Energie- und Umwelterziehung ist inzwischen im Grundschullehrplan fest verankert. Wie das Thema auch heiter zu den Schülern transportiert werden kann, zeigte der Umweltclown (Ines Hansen) in der Eltmanner Grundschule. Mit lustigen Sprüchen und vielen spielerischen Elementen begeisterte sie die Kinder und brachte ihnen das Energiesparen nahe. Als Ines Hansen als Clown in die Aula kam, stellte sie die Frage, was denn wohl einen Umweltclown von einem normalen Clown unterscheide.
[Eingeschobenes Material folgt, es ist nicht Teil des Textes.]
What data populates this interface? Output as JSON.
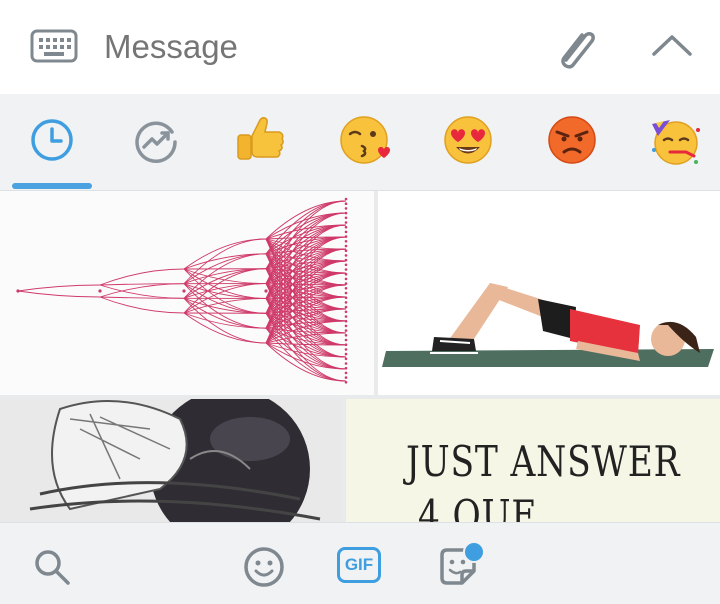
{
  "composer": {
    "placeholder": "Message"
  },
  "icons": {
    "keyboard": "keyboard-icon",
    "attach": "paperclip-icon",
    "collapse": "chevron-up-icon"
  },
  "tabs": [
    {
      "name": "recent",
      "icon": "clock-icon",
      "selected": true
    },
    {
      "name": "trending",
      "icon": "trending-icon",
      "selected": false
    },
    {
      "name": "thumbs-up",
      "icon": "thumbs-up-emoji",
      "selected": false
    },
    {
      "name": "kiss",
      "icon": "face-blowing-kiss-emoji",
      "selected": false
    },
    {
      "name": "heart-eyes",
      "icon": "heart-eyes-emoji",
      "selected": false
    },
    {
      "name": "angry",
      "icon": "angry-face-emoji",
      "selected": false
    },
    {
      "name": "party",
      "icon": "partying-face-emoji",
      "selected": false
    }
  ],
  "results": {
    "tile4": {
      "line1": "JUST ANSWER",
      "line2": "4 QUE"
    }
  },
  "bottom": {
    "search": "search-icon",
    "emoji": "smiley-icon",
    "gif_label": "GIF",
    "sticker": "sticker-icon"
  },
  "colors": {
    "accent": "#3e9ee0",
    "icon_gray": "#8a939b",
    "bar_bg": "#f0f2f4"
  }
}
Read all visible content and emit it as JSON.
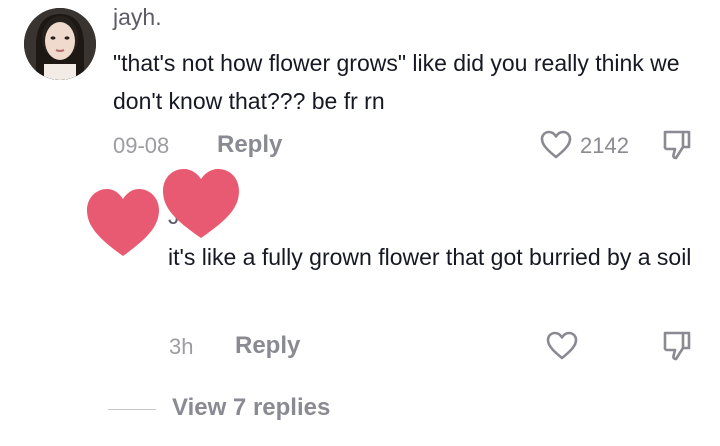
{
  "comment": {
    "username": "jayh.",
    "text": "\"that's not how flower grows\" like did you really think we don't know that??? be fr rn",
    "date": "09-08",
    "reply_label": "Reply",
    "like_count": "2142"
  },
  "reply": {
    "username_visible": "J",
    "text": "it's like a fully grown flower that got burried by a soil",
    "time": "3h",
    "reply_label": "Reply"
  },
  "thread": {
    "view_replies_label": "View 7 replies"
  },
  "icons": {
    "like": "heart-outline-icon",
    "dislike": "thumbs-down-icon",
    "sticker": "heart-sticker"
  },
  "colors": {
    "sticker_pink": "#e85a72",
    "muted_text": "#8a8a92"
  }
}
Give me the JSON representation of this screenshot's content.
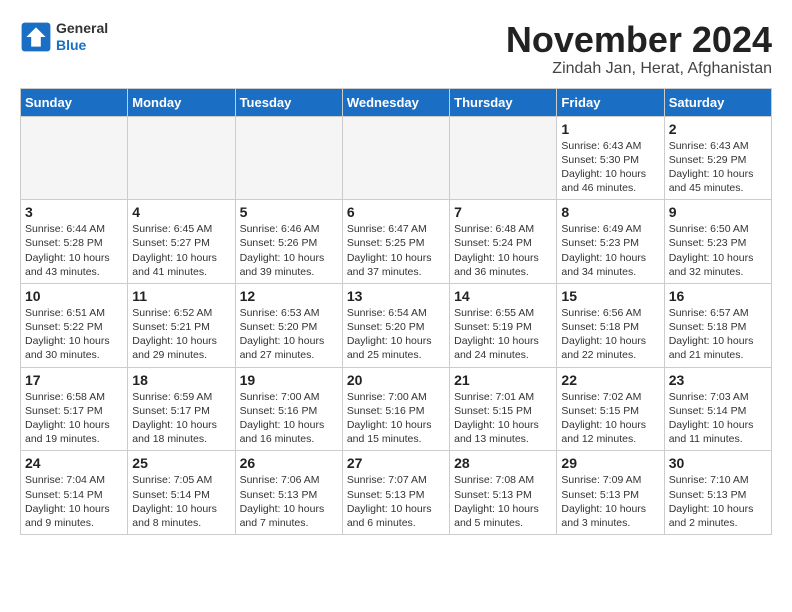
{
  "logo": {
    "general": "General",
    "blue": "Blue"
  },
  "title": "November 2024",
  "location": "Zindah Jan, Herat, Afghanistan",
  "days_header": [
    "Sunday",
    "Monday",
    "Tuesday",
    "Wednesday",
    "Thursday",
    "Friday",
    "Saturday"
  ],
  "weeks": [
    [
      {
        "day": "",
        "info": ""
      },
      {
        "day": "",
        "info": ""
      },
      {
        "day": "",
        "info": ""
      },
      {
        "day": "",
        "info": ""
      },
      {
        "day": "",
        "info": ""
      },
      {
        "day": "1",
        "info": "Sunrise: 6:43 AM\nSunset: 5:30 PM\nDaylight: 10 hours and 46 minutes."
      },
      {
        "day": "2",
        "info": "Sunrise: 6:43 AM\nSunset: 5:29 PM\nDaylight: 10 hours and 45 minutes."
      }
    ],
    [
      {
        "day": "3",
        "info": "Sunrise: 6:44 AM\nSunset: 5:28 PM\nDaylight: 10 hours and 43 minutes."
      },
      {
        "day": "4",
        "info": "Sunrise: 6:45 AM\nSunset: 5:27 PM\nDaylight: 10 hours and 41 minutes."
      },
      {
        "day": "5",
        "info": "Sunrise: 6:46 AM\nSunset: 5:26 PM\nDaylight: 10 hours and 39 minutes."
      },
      {
        "day": "6",
        "info": "Sunrise: 6:47 AM\nSunset: 5:25 PM\nDaylight: 10 hours and 37 minutes."
      },
      {
        "day": "7",
        "info": "Sunrise: 6:48 AM\nSunset: 5:24 PM\nDaylight: 10 hours and 36 minutes."
      },
      {
        "day": "8",
        "info": "Sunrise: 6:49 AM\nSunset: 5:23 PM\nDaylight: 10 hours and 34 minutes."
      },
      {
        "day": "9",
        "info": "Sunrise: 6:50 AM\nSunset: 5:23 PM\nDaylight: 10 hours and 32 minutes."
      }
    ],
    [
      {
        "day": "10",
        "info": "Sunrise: 6:51 AM\nSunset: 5:22 PM\nDaylight: 10 hours and 30 minutes."
      },
      {
        "day": "11",
        "info": "Sunrise: 6:52 AM\nSunset: 5:21 PM\nDaylight: 10 hours and 29 minutes."
      },
      {
        "day": "12",
        "info": "Sunrise: 6:53 AM\nSunset: 5:20 PM\nDaylight: 10 hours and 27 minutes."
      },
      {
        "day": "13",
        "info": "Sunrise: 6:54 AM\nSunset: 5:20 PM\nDaylight: 10 hours and 25 minutes."
      },
      {
        "day": "14",
        "info": "Sunrise: 6:55 AM\nSunset: 5:19 PM\nDaylight: 10 hours and 24 minutes."
      },
      {
        "day": "15",
        "info": "Sunrise: 6:56 AM\nSunset: 5:18 PM\nDaylight: 10 hours and 22 minutes."
      },
      {
        "day": "16",
        "info": "Sunrise: 6:57 AM\nSunset: 5:18 PM\nDaylight: 10 hours and 21 minutes."
      }
    ],
    [
      {
        "day": "17",
        "info": "Sunrise: 6:58 AM\nSunset: 5:17 PM\nDaylight: 10 hours and 19 minutes."
      },
      {
        "day": "18",
        "info": "Sunrise: 6:59 AM\nSunset: 5:17 PM\nDaylight: 10 hours and 18 minutes."
      },
      {
        "day": "19",
        "info": "Sunrise: 7:00 AM\nSunset: 5:16 PM\nDaylight: 10 hours and 16 minutes."
      },
      {
        "day": "20",
        "info": "Sunrise: 7:00 AM\nSunset: 5:16 PM\nDaylight: 10 hours and 15 minutes."
      },
      {
        "day": "21",
        "info": "Sunrise: 7:01 AM\nSunset: 5:15 PM\nDaylight: 10 hours and 13 minutes."
      },
      {
        "day": "22",
        "info": "Sunrise: 7:02 AM\nSunset: 5:15 PM\nDaylight: 10 hours and 12 minutes."
      },
      {
        "day": "23",
        "info": "Sunrise: 7:03 AM\nSunset: 5:14 PM\nDaylight: 10 hours and 11 minutes."
      }
    ],
    [
      {
        "day": "24",
        "info": "Sunrise: 7:04 AM\nSunset: 5:14 PM\nDaylight: 10 hours and 9 minutes."
      },
      {
        "day": "25",
        "info": "Sunrise: 7:05 AM\nSunset: 5:14 PM\nDaylight: 10 hours and 8 minutes."
      },
      {
        "day": "26",
        "info": "Sunrise: 7:06 AM\nSunset: 5:13 PM\nDaylight: 10 hours and 7 minutes."
      },
      {
        "day": "27",
        "info": "Sunrise: 7:07 AM\nSunset: 5:13 PM\nDaylight: 10 hours and 6 minutes."
      },
      {
        "day": "28",
        "info": "Sunrise: 7:08 AM\nSunset: 5:13 PM\nDaylight: 10 hours and 5 minutes."
      },
      {
        "day": "29",
        "info": "Sunrise: 7:09 AM\nSunset: 5:13 PM\nDaylight: 10 hours and 3 minutes."
      },
      {
        "day": "30",
        "info": "Sunrise: 7:10 AM\nSunset: 5:13 PM\nDaylight: 10 hours and 2 minutes."
      }
    ]
  ]
}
Die Kinder erkannten dies sofort. "Einen Umweltclown erkennt man an seinem grünen Mund, statt dem roten beim normalen Clown." Deswegen müsse sich ein Umweltclown auch um die Umwelt kümmern. "Deswegen verzaubere ich euch in ein Stromkabel", hörten die Kinder.

Strom ist Bewegung und wird aus Bewegung gemacht. Daraufhin verwandelten sich die Schüler in der Fantasie schnell in ein Stromkabel und dann ging's auf die spannende Suche nach dem "Stromfresser".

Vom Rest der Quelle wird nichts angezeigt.